Microfinance refers to the provision of financial services, primary savings and credit, to poor households which do not have access to formal financial institutions.

Sedangkan International Management Communications Corporation (IMCC) mengartikan keuangan mikro sebagai berikut :

Microfinance is a set of non-traditional banking techniques and methodologies used to expand access to sectors deprived of formal financial services.

Dua definisi singkat tersebut mendefinisikan keuangan mikro sebagai penyediaan layanan keuangan bagi pihak yang selama ini tidak bisa mengakses kepada lembaga formal.   IMCC menjelaskan lebih lanjut bahka keuangan mikro memiliki teknik dan metodologi yang berbeda dengan lazimnya perbankan agar akses tersebut menjadi mungkin.
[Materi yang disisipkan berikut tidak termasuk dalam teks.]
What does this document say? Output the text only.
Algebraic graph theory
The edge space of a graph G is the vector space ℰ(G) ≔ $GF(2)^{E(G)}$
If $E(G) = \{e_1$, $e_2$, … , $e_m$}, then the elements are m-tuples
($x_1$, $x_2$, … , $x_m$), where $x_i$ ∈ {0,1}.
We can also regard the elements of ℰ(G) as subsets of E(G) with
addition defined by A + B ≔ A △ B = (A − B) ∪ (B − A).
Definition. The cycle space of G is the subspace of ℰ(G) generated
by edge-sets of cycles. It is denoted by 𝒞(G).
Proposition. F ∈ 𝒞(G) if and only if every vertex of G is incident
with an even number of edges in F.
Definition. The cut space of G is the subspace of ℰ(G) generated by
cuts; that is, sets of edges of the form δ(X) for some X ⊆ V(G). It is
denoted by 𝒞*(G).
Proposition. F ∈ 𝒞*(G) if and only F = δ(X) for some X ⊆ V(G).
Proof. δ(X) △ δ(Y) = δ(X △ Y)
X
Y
Salah satu lembaga kajian terkenal di Indonesia yakni SMERU (Social Monitoring and Early Response Unit) memberikan definisi yang lebih panjang tentang keuangan mikro sebagai berikut:

Keuangan mikro adalah penyediaan berbagai bentuk pelayanan keuangan – termasuk di antaranya kredit, tabungan, asuransi dan transfer uang – bagi orang atau keluarga miskin atau berpenghasilan rendah, dan usaha mikro mereka.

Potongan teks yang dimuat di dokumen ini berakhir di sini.